In 1792 Hamilton wrote to the National Gazette, “Persuaded as the secretary is, that the proper funding of the present debt, will render it a national blessing; yet he is so far from acceding to the position, in the latitude in which it is sometimes laid down, that “public debts are public benefits,” a position inviting to prodigality, and liable to a dangerous abuse,—that he ardently wishes to see it incorporated, as a fundamental maxim in the system of public credit of the United States, that the creation of debt should always be accompanied with the means of extinguishment. This he regards as the true secret for rendering public credit immortal.”
In other words, we can issue public credit, but it has to go towards productive investment that stimulates economic growth that will allow the government to pay back the debt. Endless debt accumulation was not seen as a good thing, it was seen as liable to be abused and inviting wasteful spending, say on buying up the worthless credit default swaps of some City of London tentacle to save them from bankruptcy. We must let the speculators go bankrupt, and publicly issued credit should flow to rebuild crumbling infrastructure, and build new schools, hospitals, power plants, and transportation grids. We must make the distinction between productive physical investment and worthless paper trading.
But for decades it has been treated as inflationary heresy by central bankers and their lapdogs in the media and government that credit can simply be created and spent on needs. This scare tactic has always been a lie. It now stands exposed. The money could have been created at any time, they just chose not to. We must make the bankers understand that from now they won’t have that choice to make. If anything good can come of this crisis, it is the oligarchy showing their hand in a desperate flop sweat. Of course they will try to exploit this crisis for their own benefit. We must not let them. We cannot go back to the neoliberal economic order which brought this austerity and inability to confront this current crisis. We must learn from studying how China was able to mount a more aggressive and expensive approach than the U.S. or the EU, despite their population being larger and their economy being smaller. The key is understanding how they funded their “people’s war” against the virus.
That governments can issue credit for the needs of its citizens has been a school of thought gaining traction in progressive circles for years now. MMT, or modern monetary theory, is becoming the de facto economic policy platform of progressives, and will certainly be pushed even more as a result of this crisis. But joining them now will be everyone else, who have seen that money is a fiction, and can be created at any time and for any reason. It is time for all of us to stand up and make sure it is created for our reason.

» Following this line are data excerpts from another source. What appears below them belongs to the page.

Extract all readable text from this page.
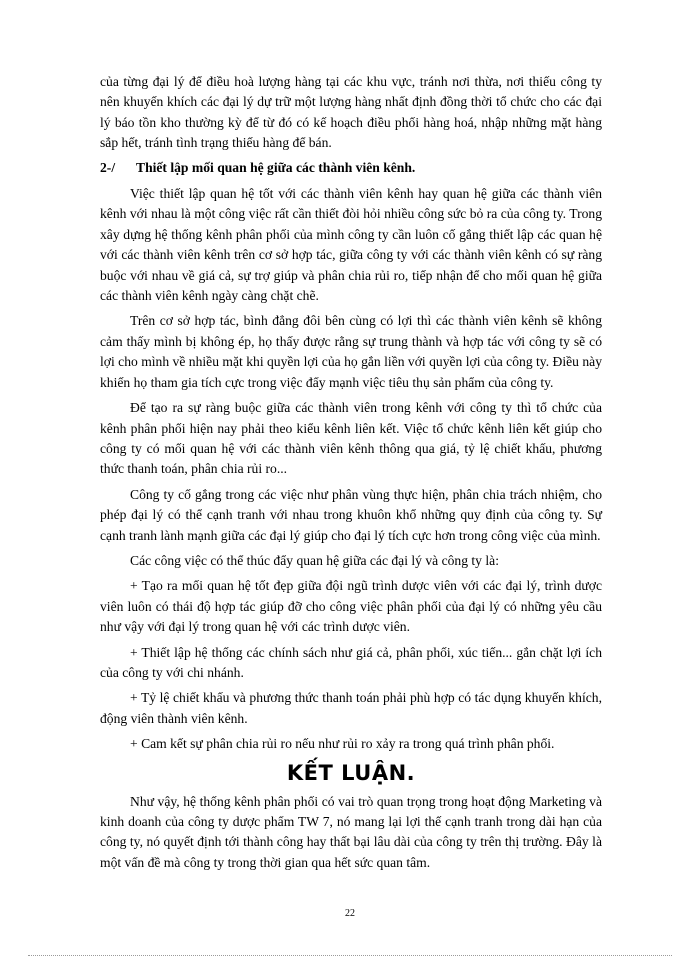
của từng đại lý để điều hoà lượng hàng tại các khu vực, tránh nơi thừa, nơi thiếu công ty nên khuyến khích các đại lý dự trữ một lượng hàng nhất định đồng thời tổ chức cho các đại lý báo tồn kho thường kỳ để từ đó có kế hoạch điều phối hàng hoá, nhập những mặt hàng sắp hết, tránh tình trạng thiếu hàng để bán.

2-/ Thiết lập mối quan hệ giữa các thành viên kênh.

Việc thiết lập quan hệ tốt với các thành viên kênh hay quan hệ giữa các thành viên kênh với nhau là một công việc rất cần thiết đòi hỏi nhiều công sức bỏ ra của công ty. Trong xây dựng hệ thống kênh phân phối của mình công ty cần luôn cố gắng thiết lập các quan hệ với các thành viên kênh trên cơ sở hợp tác, giữa công ty với các thành viên kênh có sự ràng buộc với nhau về giá cả, sự trợ giúp và phân chia rủi ro, tiếp nhận để cho mối quan hệ giữa các thành viên kênh ngày càng chặt chẽ.

Trên cơ sở hợp tác, bình đẳng đôi bên cùng có lợi thì các thành viên kênh sẽ không cảm thấy mình bị không ép, họ thấy được rằng sự trung thành và hợp tác với công ty sẽ có lợi cho mình về nhiều mặt khi quyền lợi của họ gắn liền với quyền lợi của công ty. Điều này khiến họ tham gia tích cực trong việc đẩy mạnh việc tiêu thụ sản phẩm của công ty.

Để tạo ra sự ràng buộc giữa các thành viên trong kênh với công ty thì tổ chức của kênh phân phối hiện nay phải theo kiểu kênh liên kết. Việc tổ chức kênh liên kết giúp cho công ty có mối quan hệ với các thành viên kênh thông qua giá, tỷ lệ chiết khấu, phương thức thanh toán, phân chia rủi ro...

Công ty cố gắng trong các việc như phân vùng thực hiện, phân chia trách nhiệm, cho phép đại lý có thể cạnh tranh với nhau trong khuôn khổ những quy định của công ty. Sự cạnh tranh lành mạnh giữa các đại lý giúp cho đại lý tích cực hơn trong công việc của mình.

Các công việc có thể thúc đẩy quan hệ giữa các đại lý và công ty là:

+ Tạo ra mối quan hệ tốt đẹp giữa đội ngũ trình dược viên với các đại lý, trình dược viên luôn có thái độ hợp tác giúp đỡ cho công việc phân phối của đại lý có những yêu cầu như vậy với đại lý trong quan hệ với các trình dược viên.

+ Thiết lập hệ thống các chính sách như giá cả, phân phối, xúc tiến... gắn chặt lợi ích của công ty với chi nhánh.

+ Tỷ lệ chiết khấu và phương thức thanh toán phải phù hợp có tác dụng khuyến khích, động viên thành viên kênh.

+ Cam kết sự phân chia rủi ro nếu như rủi ro xảy ra trong quá trình phân phối.

KẾT LUẬN.

Như vậy, hệ thống kênh phân phối có vai trò quan trọng trong hoạt động Marketing và kinh doanh của công ty dược phẩm TW 7, nó mang lại lợi thế cạnh tranh trong dài hạn của công ty, nó quyết định tới thành công hay thất bại lâu dài của công ty trên thị trường. Đây là một vấn đề mà công ty trong thời gian qua hết sức quan tâm.

22
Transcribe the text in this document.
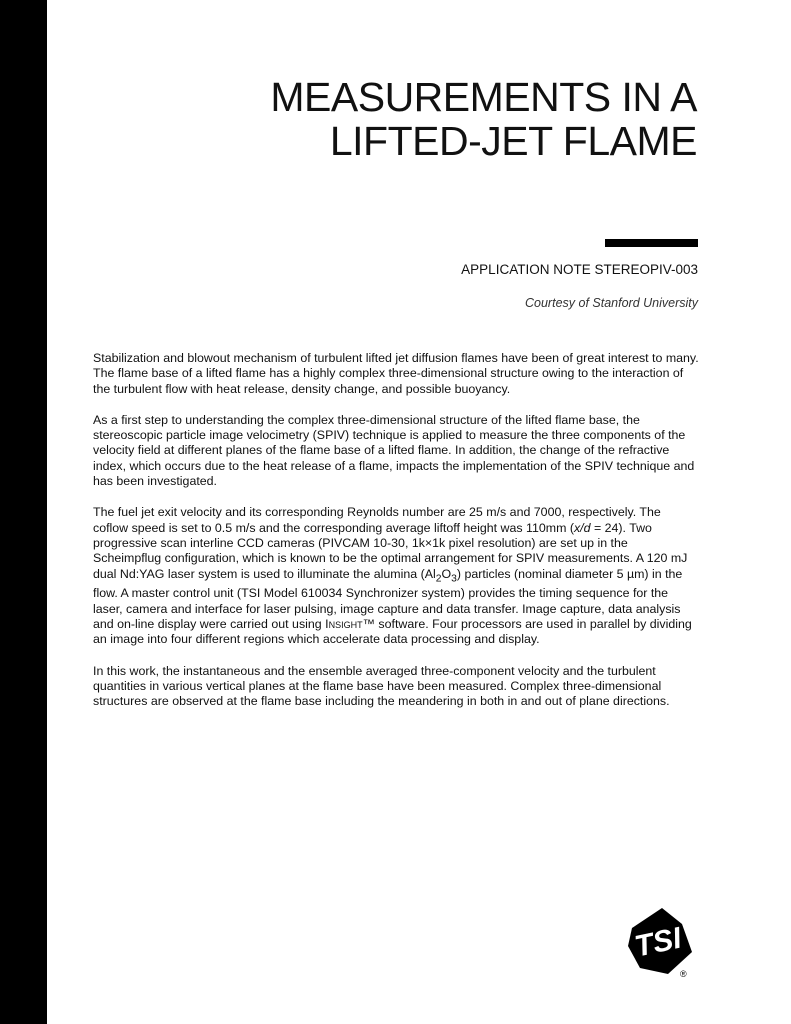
MEASUREMENTS IN A
LIFTED-JET FLAME
APPLICATION NOTE STEREOPIV-003
Courtesy of Stanford University

Stabilization and blowout mechanism of turbulent lifted jet diffusion flames have been of great interest to many. The flame base of a lifted flame has a highly complex three-dimensional structure owing to the interaction of the turbulent flow with heat release, density change, and possible buoyancy.

As a first step to understanding the complex three-dimensional structure of the lifted flame base, the stereoscopic particle image velocimetry (SPIV) technique is applied to measure the three components of the velocity field at different planes of the flame base of a lifted flame. In addition, the change of the refractive index, which occurs due to the heat release of a flame, impacts the implementation of the SPIV technique and has been investigated.

The fuel jet exit velocity and its corresponding Reynolds number are 25 m/s and 7000, respectively. The coflow speed is set to 0.5 m/s and the corresponding average liftoff height was 110mm (x/d = 24). Two progressive scan interline CCD cameras (PIVCAM 10-30, 1k×1k pixel resolution) are set up in the Scheimpflug configuration, which is known to be the optimal arrangement for SPIV measurements. A 120 mJ dual Nd:YAG laser system is used to illuminate the alumina $(Al_2O_3)$ particles (nominal diameter 5 µm) in the flow. A master control unit (TSI Model 610034 Synchronizer system) provides the timing sequence for the laser, camera and interface for laser pulsing, image capture and data transfer. Image capture, data analysis and on-line display were carried out using Insight™ software. Four processors are used in parallel by dividing an image into four different regions which accelerate data processing and display.

In this work, the instantaneous and the ensemble averaged three-component velocity and the turbulent quantities in various vertical planes at the flame base have been measured. Complex three-dimensional structures are observed at the flame base including the meandering in both in and out of plane directions.

TSI
®
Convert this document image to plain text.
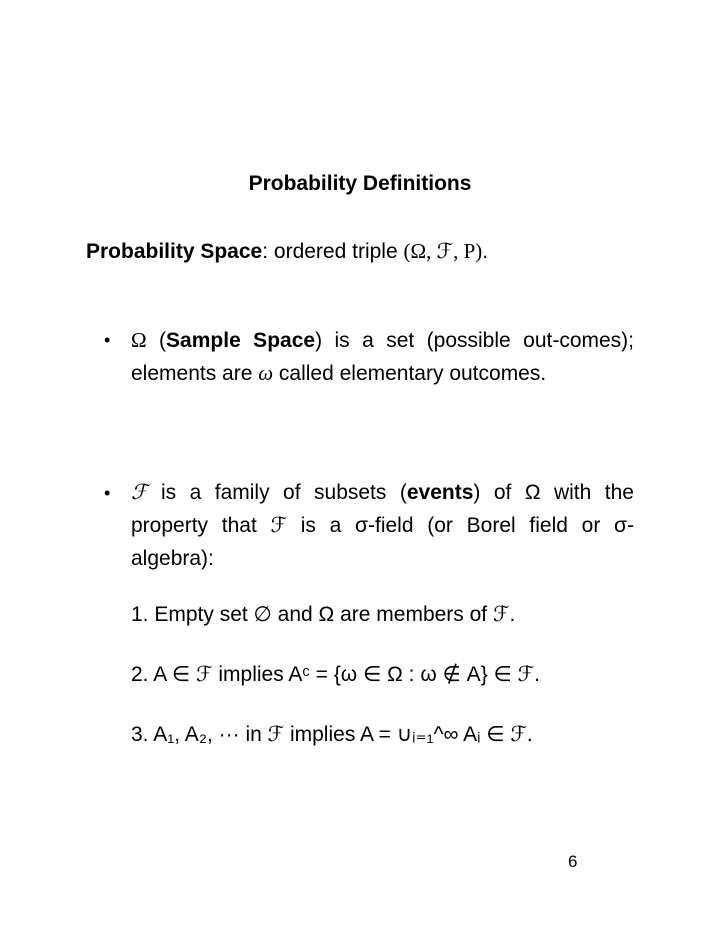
Probability Definitions
Probability Space: ordered triple (Ω, ℱ, P).
• Ω (Sample Space) is a set (possible out-comes); elements are ω called elementary outcomes.
• ℱ is a family of subsets (events) of Ω with the property that ℱ is a σ-field (or Borel field or σ-algebra):
1. Empty set ∅ and Ω are members of ℱ.
2. A ∈ ℱ implies Aᶜ = {ω ∈ Ω : ω ∉ A} ∈ ℱ.
3. A₁, A₂, ··· in ℱ implies A = ∪ᵢ₌₁^∞ Aᵢ ∈ ℱ.
6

Coming out of this crisis we need to recognize that we are all in this together, and start to build a multipolar global alliance for peace and development, and throw out any politician or banker who stands in the way. When the next outbreak occurs, we need to have the best international relations possible, and building those relations between nations must begin now. There is much we can learn from one another, and no shortage of productive investments we could be making, from rebuilding existing infrastructure, to crash programs for nuclear fusion and a global Hyperloop rail network. China built a hospital in 10 days. We should be building phase 1 of an industrial base on the Moon with them to build and launch future missions from. The work we have to do, like the future we have in front of us, is limitless, if we stop believing the bankers myth of scarcity.